FDIC, Faced With Bank Woes,
Considers Changes to Portfolio

By DEBORAH LAGOMARSINO
DOW JONES NEWSWIRES

WASHINGTON -- The Federal Deposit Insurance Corp., faced with growing bank failures, is considering changes in its investment portfolio that could result in the sale of a chunk of its Treasury securities.

The FDIC's search for higher returns could see the agency back in the open market, in which it hasn't traded since the early 1970s. "We are giving it careful thought," Steven O. App, the FDIC's chief financial officer, said. "Is the promise that the gain would be that much more substantial worth the trade-offs? It's clearly something to look at. There may be some happy middle ground."

At issue is the FDIC's desire for more liquidity at a time when more banks are failing, the number of problem banks is rising, and amid the prospect that higher interest rates down the road could crimp revenue.

Some members of the FDIC's advisory committee recently raised the issue of whether the agency could seek higher returns by making investments outside of mandated Treasury securities.

The FDIC is sitting on a record $884 million in unrealized gains in the available-for-sale Treasury securities held for its Bank Insurance Fund, which insures deposits at banks.

With the average coupon rate for the available-for-sale securities in the BIF around 5.5%, unrealized gains on these securities have surged as prevailing market rates have plunged.

That $884 million is what the FDIC would have realized if it had decided to sell all of the fund's available-for-sale securities by the end of September.

These unrealized gains have helped keep the BIF's ratio of federal reserves to insured deposits above the legal minimum of 1.25%, meaning the FDIC hasn't had to require banks to pay more into the fund.

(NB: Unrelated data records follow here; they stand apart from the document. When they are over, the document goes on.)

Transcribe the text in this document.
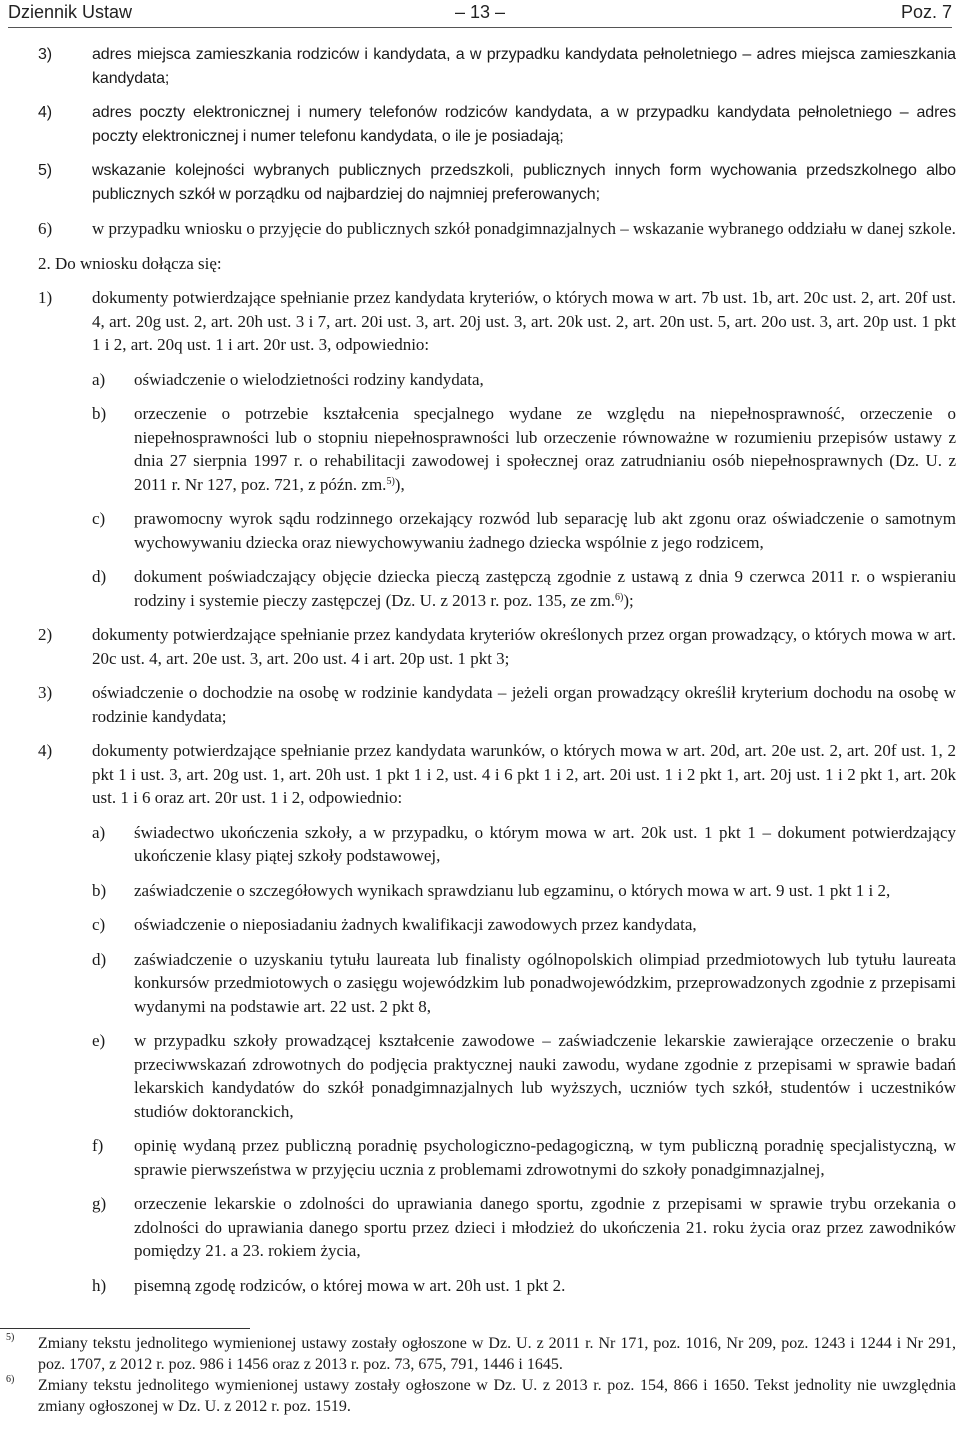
Dziennik Ustaw	– 13 –	Poz. 7
3) adres miejsca zamieszkania rodziców i kandydata, a w przypadku kandydata pełnoletniego – adres miejsca zamieszkania kandydata;
4) adres poczty elektronicznej i numery telefonów rodziców kandydata, a w przypadku kandydata pełnoletniego – adres poczty elektronicznej i numer telefonu kandydata, o ile je posiadają;
5) wskazanie kolejności wybranych publicznych przedszkoli, publicznych innych form wychowania przedszkolnego albo publicznych szkół w porządku od najbardziej do najmniej preferowanych;
6) w przypadku wniosku o przyjęcie do publicznych szkół ponadgimnazjalnych – wskazanie wybranego oddziału w danej szkole.
2. Do wniosku dołącza się:
1) dokumenty potwierdzające spełnianie przez kandydata kryteriów, o których mowa w art. 7b ust. 1b, art. 20c ust. 2, art. 20f ust. 4, art. 20g ust. 2, art. 20h ust. 3 i 7, art. 20i ust. 3, art. 20j ust. 3, art. 20k ust. 2, art. 20n ust. 5, art. 20o ust. 3, art. 20p ust. 1 pkt 1 i 2, art. 20q ust. 1 i art. 20r ust. 3, odpowiednio:
a) oświadczenie o wielodzietności rodziny kandydata,
b) orzeczenie o potrzebie kształcenia specjalnego wydane ze względu na niepełnosprawność, orzeczenie o niepełnosprawności lub o stopniu niepełnosprawności lub orzeczenie równoważne w rozumieniu przepisów ustawy z dnia 27 sierpnia 1997 r. o rehabilitacji zawodowej i społecznej oraz zatrudnianiu osób niepełnosprawnych (Dz. U. z 2011 r. Nr 127, poz. 721, z późn. zm.$^{5)}$),
c) prawomocny wyrok sądu rodzinnego orzekający rozwód lub separację lub akt zgonu oraz oświadczenie o samotnym wychowywaniu dziecka oraz niewychowywaniu żadnego dziecka wspólnie z jego rodzicem,
d) dokument poświadczający objęcie dziecka pieczą zastępczą zgodnie z ustawą z dnia 9 czerwca 2011 r. o wspieraniu rodziny i systemie pieczy zastępczej (Dz. U. z 2013 r. poz. 135, ze zm.$^{6)}$);
2) dokumenty potwierdzające spełnianie przez kandydata kryteriów określonych przez organ prowadzący, o których mowa w art. 20c ust. 4, art. 20e ust. 3, art. 20o ust. 4 i art. 20p ust. 1 pkt 3;
3) oświadczenie o dochodzie na osobę w rodzinie kandydata – jeżeli organ prowadzący określił kryterium dochodu na osobę w rodzinie kandydata;
4) dokumenty potwierdzające spełnianie przez kandydata warunków, o których mowa w art. 20d, art. 20e ust. 2, art. 20f ust. 1, 2 pkt 1 i ust. 3, art. 20g ust. 1, art. 20h ust. 1 pkt 1 i 2, ust. 4 i 6 pkt 1 i 2, art. 20i ust. 1 i 2 pkt 1, art. 20j ust. 1 i 2 pkt 1, art. 20k ust. 1 i 6 oraz art. 20r ust. 1 i 2, odpowiednio:
a) świadectwo ukończenia szkoły, a w przypadku, o którym mowa w art. 20k ust. 1 pkt 1 – dokument potwierdzający ukończenie klasy piątej szkoły podstawowej,
b) zaświadczenie o szczegółowych wynikach sprawdzianu lub egzaminu, o których mowa w art. 9 ust. 1 pkt 1 i 2,
c) oświadczenie o nieposiadaniu żadnych kwalifikacji zawodowych przez kandydata,
d) zaświadczenie o uzyskaniu tytułu laureata lub finalisty ogólnopolskich olimpiad przedmiotowych lub tytułu laureata konkursów przedmiotowych o zasięgu wojewódzkim lub ponadwojewódzkim, przeprowadzonych zgodnie z przepisami wydanymi na podstawie art. 22 ust. 2 pkt 8,
e) w przypadku szkoły prowadzącej kształcenie zawodowe – zaświadczenie lekarskie zawierające orzeczenie o braku przeciwwskazań zdrowotnych do podjęcia praktycznej nauki zawodu, wydane zgodnie z przepisami w sprawie badań lekarskich kandydatów do szkół ponadgimnazjalnych lub wyższych, uczniów tych szkół, studentów i uczestników studiów doktoranckich,
f) opinię wydaną przez publiczną poradnię psychologiczno-pedagogiczną, w tym publiczną poradnię specjalistyczną, w sprawie pierwszeństwa w przyjęciu ucznia z problemami zdrowotnymi do szkoły ponadgimnazjalnej,
g) orzeczenie lekarskie o zdolności do uprawiania danego sportu, zgodnie z przepisami w sprawie trybu orzekania o zdolności do uprawiania danego sportu przez dzieci i młodzież do ukończenia 21. roku życia oraz przez zawodników pomiędzy 21. a 23. rokiem życia,
h) pisemną zgodę rodziców, o której mowa w art. 20h ust. 1 pkt 2.
5) Zmiany tekstu jednolitego wymienionej ustawy zostały ogłoszone w Dz. U. z 2011 r. Nr 171, poz. 1016, Nr 209, poz. 1243 i 1244 i Nr 291, poz. 1707, z 2012 r. poz. 986 i 1456 oraz z 2013 r. poz. 73, 675, 791, 1446 i 1645.
6) Zmiany tekstu jednolitego wymienionej ustawy zostały ogłoszone w Dz. U. z 2013 r. poz. 154, 866 i 1650. Tekst jednolity nie uwzględnia zmiany ogłoszonej w Dz. U. z 2012 r. poz. 1519.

Higher interest rates could have consequences for the FDIC's income stream by whittling down these unrealized gains, an issue attracting more attention at the agency.

With the average coupon rate for the FDIC's available-for-sale securities at 5.5% and the rate for short-term Treasuries around 2%, if the FDIC marked its portfolio to market, it would receive the unrealized gains, Mr. App said. Holding the securities to maturity would evaporate the unrealized gain, he said.

"If interest rates happen to change and creep back up to where our coupon rates are, it would also go to zero," he added.

The FDIC's investment portfolio is key as interest earned on the portfolio is responsible for 96% of the agency's revenue, with just 4% of revenue coming from assessments on FDIC-insured institutions.